LOGINJonas
Je m’arrête derrière elle. Je ne la touche pas. Mais je sens la chaleur de son corps. Je respire son odeur – le même shampooing, un parfum de peau changé, mûri. Un vertige me prend. Les années s’effacent. Nous sommes dans la cuisine de son ancien appartement, un matin d’été, et elle rit, le soleil dans les cheveux…
— Élise.
Elle ne répond pas. Son reflet dans la vitre est flou, un fantôme dans la nuit.
— Il a quel âge, Noé ?
Elle se fige. Ses épaules se soulèvent, retombent.
— Six ans.
Six ans. Le calcul est immédiat, brûlant. Sept ans depuis qu’elle est partie. Six ans depuis sa naissance. La fenêtre est trop étroite. La possibilité est là, énorme, monstrueuse, splendide.
— Élise… regarde-moi.
— Non.
Je pose une main sur son épaule. Elle sursaute comme si je l’avais brûlée, mais elle ne se dégage pas. Sous la laine du sweat, je sens l’os, la tension de chaque muscle.
— Est-ce qu’il est… ?
Elle se retourne d’un coup, les yeux brûlants, pleins d’une terreur et d’une colère qui me coupent la parole.

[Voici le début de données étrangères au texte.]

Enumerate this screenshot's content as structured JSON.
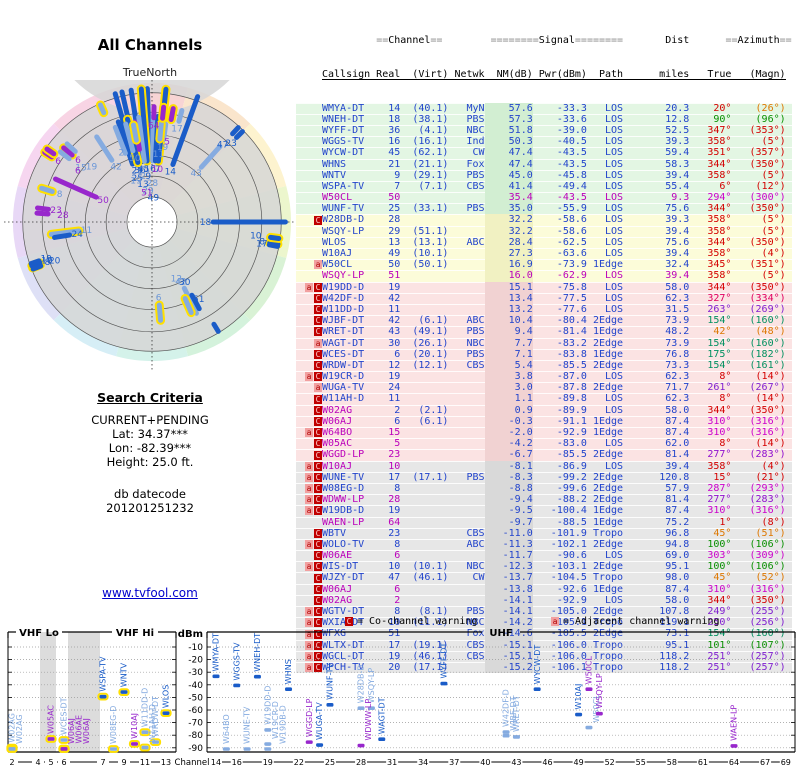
{
  "radar": {
    "title": "All Channels",
    "north_label": "TrueNorth"
  },
  "search": {
    "heading": "Search Criteria",
    "mode": "CURRENT+PENDING",
    "lat": "Lat: 34.37***",
    "lon": "Lon: -82.39***",
    "height": "Height: 25.0 ft.",
    "db_label": "db datecode",
    "db_code": "201201251232",
    "link": "www.tvfool.com"
  },
  "legend": {
    "c_symbol": "C",
    "c_text": "= Co-channel warning",
    "a_symbol": "a",
    "a_text": "= Adjacent channel warning"
  },
  "table": {
    "h1": {
      "channel": "==Channel==",
      "signal": "========Signal========",
      "dist": "Dist",
      "azimuth": "==Azimuth=="
    },
    "h2": [
      "Callsign",
      "Real",
      "(Virt)",
      "Netwk",
      "NM(dB)",
      "Pwr(dBm)",
      "Path",
      "miles",
      "True",
      "(Magn)"
    ]
  },
  "colors": {
    "blue_text": "#2244cc",
    "magenta_text": "#bb00bb",
    "band_green": "#e3f6e3",
    "band_yellow": "#fcfcd9",
    "band_pink": "#fbe3e3",
    "band_gray": "#e7e7e7",
    "nm_green": "#d2eed2",
    "nm_yellow": "#f1f1c2",
    "nm_pink": "#f1d2d2",
    "nm_gray": "#d9d9d9",
    "bar_dark": "#1a5cc8",
    "bar_light": "#85abe0",
    "bar_violet": "#9827cc",
    "outline_yellow": "#ffe000",
    "warn_c_bg": "#c00000",
    "warn_a_bg": "#f2a0a0",
    "radar_sectors": [
      "#f7d4d4",
      "#fae5cc",
      "#fdf3cf",
      "#ecf6cd",
      "#d9f2d5",
      "#d4f2dc",
      "#d4f2ea",
      "#d6eef6",
      "#dee0f6",
      "#e8d8f6",
      "#f6d6f0",
      "#f8d4e4"
    ],
    "radar_gray_band": "#d6d6d6"
  },
  "chart_data": [
    {
      "type": "radar",
      "title": "All Channels",
      "north_label": "TrueNorth",
      "angle_axis": "azimuth degrees true",
      "radial_axis": "signal strength (stronger toward center)",
      "rings": 6,
      "series": "stations"
    },
    {
      "type": "scatter",
      "xlabel": "Channel",
      "ylabel": "dBm",
      "ylim": [
        -97,
        -5
      ],
      "yticks": [
        -10,
        -20,
        -30,
        -40,
        -50,
        -60,
        -70,
        -80,
        -90
      ],
      "panels": [
        {
          "label_lo": "VHF Lo",
          "label_hi": "VHF Hi",
          "xticks": [
            2,
            4,
            5,
            6,
            7,
            9,
            11,
            13
          ]
        },
        {
          "label": "UHF",
          "xticks": [
            14,
            16,
            19,
            22,
            25,
            28,
            31,
            34,
            37,
            40,
            43,
            46,
            49,
            52,
            55,
            58,
            61,
            64,
            67,
            69
          ]
        }
      ],
      "points": "stations: x=real channel, y=pwr_dbm, label=callsign"
    }
  ],
  "stations": [
    {
      "w": "",
      "cs": "WMYA-DT",
      "c": "b",
      "ch": "14",
      "vt": "(40.1)",
      "nw": "MyN",
      "nm": "57.6",
      "pw": "-33.3",
      "pa": "LOS",
      "mi": "20.3",
      "az": 20,
      "mg": 26,
      "bd": "g",
      "sh": "d"
    },
    {
      "w": "",
      "cs": "WNEH-DT",
      "c": "b",
      "ch": "18",
      "vt": "(38.1)",
      "nw": "PBS",
      "nm": "57.3",
      "pw": "-33.6",
      "pa": "LOS",
      "mi": "12.8",
      "az": 90,
      "mg": 96,
      "bd": "g",
      "sh": "d"
    },
    {
      "w": "",
      "cs": "WYFF-DT",
      "c": "b",
      "ch": "36",
      "vt": "(4.1)",
      "nw": "NBC",
      "nm": "51.8",
      "pw": "-39.0",
      "pa": "LOS",
      "mi": "52.5",
      "az": 347,
      "mg": 353,
      "bd": "g",
      "sh": "d"
    },
    {
      "w": "",
      "cs": "WGGS-TV",
      "c": "b",
      "ch": "16",
      "vt": "(16.1)",
      "nw": "Ind",
      "nm": "50.3",
      "pw": "-40.5",
      "pa": "LOS",
      "mi": "39.3",
      "az": 358,
      "mg": 5,
      "bd": "g",
      "sh": "d"
    },
    {
      "w": "",
      "cs": "WYCW-DT",
      "c": "b",
      "ch": "45",
      "vt": "(62.1)",
      "nw": "CW",
      "nm": "47.4",
      "pw": "-43.5",
      "pa": "LOS",
      "mi": "59.4",
      "az": 351,
      "mg": 357,
      "bd": "g",
      "sh": "d"
    },
    {
      "w": "",
      "cs": "WHNS",
      "c": "b",
      "ch": "21",
      "vt": "(21.1)",
      "nw": "Fox",
      "nm": "47.4",
      "pw": "-43.5",
      "pa": "LOS",
      "mi": "58.3",
      "az": 344,
      "mg": 350,
      "bd": "g",
      "sh": "d"
    },
    {
      "w": "",
      "cs": "WNTV",
      "c": "b",
      "ch": "9",
      "vt": "(29.1)",
      "nw": "PBS",
      "nm": "45.0",
      "pw": "-45.8",
      "pa": "LOS",
      "mi": "39.4",
      "az": 358,
      "mg": 5,
      "bd": "g",
      "sh": "d"
    },
    {
      "w": "",
      "cs": "WSPA-TV",
      "c": "b",
      "ch": "7",
      "vt": "(7.1)",
      "nw": "CBS",
      "nm": "41.4",
      "pw": "-49.4",
      "pa": "LOS",
      "mi": "55.4",
      "az": 6,
      "mg": 12,
      "bd": "g",
      "sh": "d"
    },
    {
      "w": "",
      "cs": "W50CL",
      "c": "m",
      "fm": 1,
      "ch": "50",
      "vt": "",
      "nw": "",
      "nm": "35.4",
      "pw": "-43.5",
      "pa": "LOS",
      "mi": "9.3",
      "az": 294,
      "mg": 300,
      "bd": "g",
      "sh": "v"
    },
    {
      "w": "",
      "cs": "WUNF-TV",
      "c": "b",
      "ch": "25",
      "vt": "(33.1)",
      "nw": "PBS",
      "nm": "35.0",
      "pw": "-55.9",
      "pa": "LOS",
      "mi": "75.6",
      "az": 344,
      "mg": 350,
      "bd": "g",
      "sh": "d"
    },
    {
      "w": "C",
      "cs": "W28DB-D",
      "c": "b",
      "ch": "28",
      "vt": "",
      "nw": "",
      "nm": "32.2",
      "pw": "-58.6",
      "pa": "LOS",
      "mi": "39.3",
      "az": 358,
      "mg": 5,
      "bd": "y",
      "sh": "l"
    },
    {
      "w": "",
      "cs": "WSQY-LP",
      "c": "b",
      "ch": "29",
      "vt": "(51.1)",
      "nw": "",
      "nm": "32.2",
      "pw": "-58.6",
      "pa": "LOS",
      "mi": "39.4",
      "az": 358,
      "mg": 5,
      "bd": "y",
      "sh": "l"
    },
    {
      "w": "",
      "cs": "WLOS",
      "c": "b",
      "ch": "13",
      "vt": "(13.1)",
      "nw": "ABC",
      "nm": "28.4",
      "pw": "-62.5",
      "pa": "LOS",
      "mi": "75.6",
      "az": 344,
      "mg": 350,
      "bd": "y",
      "sh": "d"
    },
    {
      "w": "",
      "cs": "W10AJ",
      "c": "b",
      "ch": "49",
      "vt": "(10.1)",
      "nw": "",
      "nm": "27.3",
      "pw": "-63.6",
      "pa": "LOS",
      "mi": "39.4",
      "az": 358,
      "mg": 4,
      "bd": "y",
      "sh": "d"
    },
    {
      "w": "a",
      "cs": "W50CL",
      "c": "b",
      "ch": "50",
      "vt": "(50.1)",
      "nw": "",
      "nm": "16.9",
      "pw": "-73.9",
      "pa": "1Edge",
      "mi": "32.4",
      "az": 345,
      "mg": 351,
      "bd": "y",
      "sh": "l"
    },
    {
      "w": "",
      "cs": "WSQY-LP",
      "c": "m",
      "fm": 1,
      "ch": "51",
      "vt": "",
      "nw": "",
      "nm": "16.0",
      "pw": "-62.9",
      "pa": "LOS",
      "mi": "39.4",
      "az": 358,
      "mg": 5,
      "bd": "y",
      "sh": "v"
    },
    {
      "w": "aC",
      "cs": "W19DD-D",
      "c": "b",
      "ch": "19",
      "vt": "",
      "nw": "",
      "nm": "15.1",
      "pw": "-75.8",
      "pa": "LOS",
      "mi": "58.0",
      "az": 344,
      "mg": 350,
      "bd": "p",
      "sh": "l"
    },
    {
      "w": "C",
      "cs": "W42DF-D",
      "c": "b",
      "ch": "42",
      "vt": "",
      "nw": "",
      "nm": "13.4",
      "pw": "-77.5",
      "pa": "LOS",
      "mi": "62.3",
      "az": 327,
      "mg": 334,
      "bd": "p",
      "sh": "l"
    },
    {
      "w": "C",
      "cs": "W11DD-D",
      "c": "b",
      "ch": "11",
      "vt": "",
      "nw": "",
      "nm": "13.2",
      "pw": "-77.6",
      "pa": "LOS",
      "mi": "31.5",
      "az": 263,
      "mg": 269,
      "bd": "p",
      "sh": "l"
    },
    {
      "w": "C",
      "cs": "WJBF-DT",
      "c": "b",
      "ch": "42",
      "vt": "(6.1)",
      "nw": "ABC",
      "nm": "10.4",
      "pw": "-80.4",
      "pa": "2Edge",
      "mi": "73.9",
      "az": 154,
      "mg": 160,
      "bd": "p",
      "sh": "l"
    },
    {
      "w": "C",
      "cs": "WRET-DT",
      "c": "b",
      "ch": "43",
      "vt": "(49.1)",
      "nw": "PBS",
      "nm": "9.4",
      "pw": "-81.4",
      "pa": "1Edge",
      "mi": "48.2",
      "az": 42,
      "mg": 48,
      "bd": "p",
      "sh": "l"
    },
    {
      "w": "a",
      "cs": "WAGT-DT",
      "c": "b",
      "ch": "30",
      "vt": "(26.1)",
      "nw": "NBC",
      "nm": "7.7",
      "pw": "-83.2",
      "pa": "2Edge",
      "mi": "73.9",
      "az": 154,
      "mg": 160,
      "bd": "p",
      "sh": "d"
    },
    {
      "w": "C",
      "cs": "WCES-DT",
      "c": "b",
      "ch": "6",
      "vt": "(20.1)",
      "nw": "PBS",
      "nm": "7.1",
      "pw": "-83.8",
      "pa": "1Edge",
      "mi": "76.8",
      "az": 175,
      "mg": 182,
      "bd": "p",
      "sh": "l"
    },
    {
      "w": "C",
      "cs": "WRDW-DT",
      "c": "b",
      "ch": "12",
      "vt": "(12.1)",
      "nw": "CBS",
      "nm": "5.4",
      "pw": "-85.5",
      "pa": "2Edge",
      "mi": "73.3",
      "az": 154,
      "mg": 161,
      "bd": "p",
      "sh": "l"
    },
    {
      "w": "aC",
      "cs": "W19CR-D",
      "c": "b",
      "ch": "19",
      "vt": "",
      "nw": "",
      "nm": "3.8",
      "pw": "-87.0",
      "pa": "LOS",
      "mi": "62.3",
      "az": 8,
      "mg": 14,
      "bd": "p",
      "sh": "l"
    },
    {
      "w": "a",
      "cs": "WUGA-TV",
      "c": "b",
      "ch": "24",
      "vt": "",
      "nw": "",
      "nm": "3.0",
      "pw": "-87.8",
      "pa": "2Edge",
      "mi": "71.7",
      "az": 261,
      "mg": 267,
      "bd": "p",
      "sh": "d"
    },
    {
      "w": "C",
      "cs": "W11AH-D",
      "c": "b",
      "ch": "11",
      "vt": "",
      "nw": "",
      "nm": "1.1",
      "pw": "-89.8",
      "pa": "LOS",
      "mi": "62.3",
      "az": 8,
      "mg": 14,
      "bd": "p",
      "sh": "l"
    },
    {
      "w": "C",
      "cs": "W02AG",
      "c": "m",
      "ch": "2",
      "vt": "(2.1)",
      "nw": "",
      "nm": "0.9",
      "pw": "-89.9",
      "pa": "LOS",
      "mi": "58.0",
      "az": 344,
      "mg": 350,
      "bd": "p",
      "sh": "l"
    },
    {
      "w": "C",
      "cs": "W06AJ",
      "c": "m",
      "ch": "6",
      "vt": "(6.1)",
      "nw": "",
      "nm": "-0.3",
      "pw": "-91.1",
      "pa": "1Edge",
      "mi": "87.4",
      "az": 310,
      "mg": 316,
      "bd": "p",
      "sh": "v"
    },
    {
      "w": "aC",
      "cs": "W64BO",
      "c": "m",
      "ch": "15",
      "vt": "",
      "nw": "",
      "nm": "-2.0",
      "pw": "-92.9",
      "pa": "1Edge",
      "mi": "87.4",
      "az": 310,
      "mg": 316,
      "bd": "p",
      "sh": "l"
    },
    {
      "w": "C",
      "cs": "W05AC",
      "c": "m",
      "ch": "5",
      "vt": "",
      "nw": "",
      "nm": "-4.2",
      "pw": "-83.0",
      "pa": "LOS",
      "mi": "62.0",
      "az": 8,
      "mg": 14,
      "bd": "p",
      "sh": "v"
    },
    {
      "w": "C",
      "cs": "WGGD-LP",
      "c": "m",
      "ch": "23",
      "vt": "",
      "nw": "",
      "nm": "-6.7",
      "pw": "-85.5",
      "pa": "2Edge",
      "mi": "81.4",
      "az": 277,
      "mg": 283,
      "bd": "p",
      "sh": "v"
    },
    {
      "w": "aC",
      "cs": "W10AJ",
      "c": "m",
      "ch": "10",
      "vt": "",
      "nw": "",
      "nm": "-8.1",
      "pw": "-86.9",
      "pa": "LOS",
      "mi": "39.4",
      "az": 358,
      "mg": 4,
      "bd": "x",
      "sh": "v"
    },
    {
      "w": "aC",
      "cs": "WUNE-TV",
      "c": "b",
      "ch": "17",
      "vt": "(17.1)",
      "nw": "PBS",
      "nm": "-8.3",
      "pw": "-99.2",
      "pa": "2Edge",
      "mi": "120.8",
      "az": 15,
      "mg": 21,
      "bd": "x",
      "sh": "l"
    },
    {
      "w": "aC",
      "cs": "W08EG-D",
      "c": "b",
      "ch": "8",
      "vt": "",
      "nw": "",
      "nm": "-8.8",
      "pw": "-99.6",
      "pa": "2Edge",
      "mi": "57.9",
      "az": 287,
      "mg": 293,
      "bd": "x",
      "sh": "l"
    },
    {
      "w": "aC",
      "cs": "WDWW-LP",
      "c": "m",
      "ch": "28",
      "vt": "",
      "nw": "",
      "nm": "-9.4",
      "pw": "-88.2",
      "pa": "2Edge",
      "mi": "81.4",
      "az": 277,
      "mg": 283,
      "bd": "x",
      "sh": "v"
    },
    {
      "w": "aC",
      "cs": "W19DB-D",
      "c": "b",
      "ch": "19",
      "vt": "",
      "nw": "",
      "nm": "-9.5",
      "pw": "-100.4",
      "pa": "1Edge",
      "mi": "87.4",
      "az": 310,
      "mg": 316,
      "bd": "x",
      "sh": "l"
    },
    {
      "w": "",
      "cs": "WAEN-LP",
      "c": "m",
      "ch": "64",
      "vt": "",
      "nw": "",
      "nm": "-9.7",
      "pw": "-88.5",
      "pa": "1Edge",
      "mi": "75.2",
      "az": 1,
      "mg": 8,
      "bd": "x",
      "sh": "v"
    },
    {
      "w": "C",
      "cs": "WBTV",
      "c": "b",
      "ch": "23",
      "vt": "",
      "nw": "CBS",
      "nm": "-11.0",
      "pw": "-101.9",
      "pa": "Tropo",
      "mi": "96.8",
      "az": 45,
      "mg": 51,
      "bd": "x",
      "sh": "d"
    },
    {
      "w": "aC",
      "cs": "WOLO-TV",
      "c": "b",
      "ch": "8",
      "vt": "",
      "nw": "ABC",
      "nm": "-11.3",
      "pw": "-102.1",
      "pa": "2Edge",
      "mi": "94.8",
      "az": 100,
      "mg": 106,
      "bd": "x",
      "sh": "d"
    },
    {
      "w": "C",
      "cs": "W06AE",
      "c": "m",
      "ch": "6",
      "vt": "",
      "nw": "",
      "nm": "-11.7",
      "pw": "-90.6",
      "pa": "LOS",
      "mi": "69.0",
      "az": 303,
      "mg": 309,
      "bd": "x",
      "sh": "v"
    },
    {
      "w": "aC",
      "cs": "WIS-DT",
      "c": "b",
      "ch": "10",
      "vt": "(10.1)",
      "nw": "NBC",
      "nm": "-12.3",
      "pw": "-103.1",
      "pa": "2Edge",
      "mi": "95.1",
      "az": 100,
      "mg": 106,
      "bd": "x",
      "sh": "d"
    },
    {
      "w": "C",
      "cs": "WJZY-DT",
      "c": "b",
      "ch": "47",
      "vt": "(46.1)",
      "nw": "CW",
      "nm": "-13.7",
      "pw": "-104.5",
      "pa": "Tropo",
      "mi": "98.0",
      "az": 45,
      "mg": 52,
      "bd": "x",
      "sh": "d"
    },
    {
      "w": "C",
      "cs": "W06AJ",
      "c": "m",
      "ch": "6",
      "vt": "",
      "nw": "",
      "nm": "-13.8",
      "pw": "-92.6",
      "pa": "1Edge",
      "mi": "87.4",
      "az": 310,
      "mg": 316,
      "bd": "x",
      "sh": "v"
    },
    {
      "w": "C",
      "cs": "W02AG",
      "c": "m",
      "ch": "2",
      "vt": "",
      "nw": "",
      "nm": "-14.1",
      "pw": "-92.9",
      "pa": "LOS",
      "mi": "58.0",
      "az": 344,
      "mg": 350,
      "bd": "x",
      "sh": "l"
    },
    {
      "w": "aC",
      "cs": "WGTV-DT",
      "c": "b",
      "ch": "8",
      "vt": "(8.1)",
      "nw": "PBS",
      "nm": "-14.1",
      "pw": "-105.0",
      "pa": "2Edge",
      "mi": "107.8",
      "az": 249,
      "mg": 255,
      "bd": "x",
      "sh": "d"
    },
    {
      "w": "aC",
      "cs": "WXIA-DT",
      "c": "b",
      "ch": "10",
      "vt": "(11.1)",
      "nw": "NBC",
      "nm": "-14.2",
      "pw": "-105.1",
      "pa": "Tropo",
      "mi": "119.1",
      "az": 250,
      "mg": 256,
      "bd": "x",
      "sh": "d"
    },
    {
      "w": "aC",
      "cs": "WFXG",
      "c": "b",
      "ch": "51",
      "vt": "",
      "nw": "Fox",
      "nm": "-14.6",
      "pw": "-105.5",
      "pa": "2Edge",
      "mi": "73.1",
      "az": 154,
      "mg": 160,
      "bd": "x",
      "sh": "d"
    },
    {
      "w": "aC",
      "cs": "WLTX-DT",
      "c": "b",
      "ch": "17",
      "vt": "(19.1)",
      "nw": "CBS",
      "nm": "-15.1",
      "pw": "-106.0",
      "pa": "Tropo",
      "mi": "95.1",
      "az": 101,
      "mg": 107,
      "bd": "x",
      "sh": "d"
    },
    {
      "w": "aC",
      "cs": "WGCL-DT",
      "c": "b",
      "ch": "19",
      "vt": "(46.1)",
      "nw": "CBS",
      "nm": "-15.1",
      "pw": "-106.0",
      "pa": "Tropo",
      "mi": "118.2",
      "az": 251,
      "mg": 257,
      "bd": "x",
      "sh": "d"
    },
    {
      "w": "aC",
      "cs": "WPCH-TV",
      "c": "b",
      "ch": "20",
      "vt": "(17.1)",
      "nw": "",
      "nm": "-15.2",
      "pw": "-106.1",
      "pa": "Tropo",
      "mi": "118.2",
      "az": 251,
      "mg": 257,
      "bd": "x",
      "sh": "d"
    }
  ]
}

— Jamais. Pose-moi cette question, Jonas, et je te jure que tu ne remettras plus jamais les pieds ici. Tu ne le verras plus jamais.
Son souffle est court, chaud sur mon visage. Sa proximité est un électrochoc. Je vois les veines battre à la base de sa gorge. La cicatrice sur son sourcil. Le tremblement imperceptible de sa lèvre inférieure.
Je ne sais pas si c’est la menace, le désir, ou la simple folie de la situation, mais quelque chose en moi craque. La colère, le besoin, la frustration de toutes ces années sans réponse se mélangent en un cocktail explosif.
Mes mains remontent, saisissent son visage. Ce n’est pas doux. C’est une prise. Une revendication.
— Pourquoi ? soufflé-je contre ses lèvres. Pourquoi tu m’as fait ça ?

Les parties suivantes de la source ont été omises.